Designing optimal perturbation inputs for system identification in neuroscience

Investigating the dynamics of neural networks, which are governed by connectivity between neurons, is a fundamental challenge in neuroscience. Because passive (spontaneous) activity provides only limited information for estimating connectivity, perturbation-based approaches are widely applied in neuroscience, as they can evoke underlying hidden dynamics. However, the characteristics of such perturbations have typically been designed based on empirical or biological intuition. To enable more accurate estimation of connectivity, we propose a data-driven and theoretically grounded framework for optimally designing perturbation inputs, based on formulating the neural model as a control system. The core theoretical insight underlying our approach is that neural signals observed in the passive state lack sufficient latent information, which leads to failures in the system identification.
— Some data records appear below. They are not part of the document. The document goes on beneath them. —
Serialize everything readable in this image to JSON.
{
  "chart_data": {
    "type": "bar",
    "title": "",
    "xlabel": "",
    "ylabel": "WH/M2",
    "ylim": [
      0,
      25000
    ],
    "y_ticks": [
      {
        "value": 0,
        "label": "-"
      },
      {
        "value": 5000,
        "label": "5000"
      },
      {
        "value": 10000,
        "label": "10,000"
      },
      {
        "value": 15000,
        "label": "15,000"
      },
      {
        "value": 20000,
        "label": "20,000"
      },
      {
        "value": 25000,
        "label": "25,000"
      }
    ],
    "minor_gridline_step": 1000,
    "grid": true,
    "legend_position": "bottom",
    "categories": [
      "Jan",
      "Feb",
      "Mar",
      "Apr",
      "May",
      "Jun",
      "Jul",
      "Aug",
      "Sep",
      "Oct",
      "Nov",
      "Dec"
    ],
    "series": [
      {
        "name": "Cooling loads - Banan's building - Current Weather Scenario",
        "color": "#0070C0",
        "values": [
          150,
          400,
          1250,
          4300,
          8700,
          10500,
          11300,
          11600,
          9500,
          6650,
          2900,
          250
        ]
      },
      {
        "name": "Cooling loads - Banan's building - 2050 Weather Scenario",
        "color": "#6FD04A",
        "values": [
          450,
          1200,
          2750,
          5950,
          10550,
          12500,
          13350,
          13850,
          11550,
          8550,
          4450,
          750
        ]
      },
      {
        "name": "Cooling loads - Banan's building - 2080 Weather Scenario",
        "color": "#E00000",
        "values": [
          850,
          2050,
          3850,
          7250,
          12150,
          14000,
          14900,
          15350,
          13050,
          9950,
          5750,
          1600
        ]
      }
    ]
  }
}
Perturbations reveal these hidden dynamics and lead to improved estimation. Guided by these insights, we derive a theoretical basis for optimizing perturbation inputs that minimize estimation errors in neural system identification. Building upon this, we further explore the relationship of this theory with stimulation patterns commonly used in neuroscience, such as frequency, impulse, and step inputs. We demonstrate the effectiveness of this framework for neuroscience through simulations grounded in experimental paradigms such as neural state classification and optimal control of neural states. Our theoretical analysis, together with multiple simulations, consistently shows that perturbations designed according to our framework achieve substantially more accurate system identification compared to the conventional, intuition-based inputs. This study provides a theoretical foundation for designing perturbation inputs to achieve accurate estimation of neural dynamics. This, in turn, enables reliable discrimination of neural states such as levels of consciousness and pathological conditions, and facilitates precise control of their transitions toward recovery from abnormal states.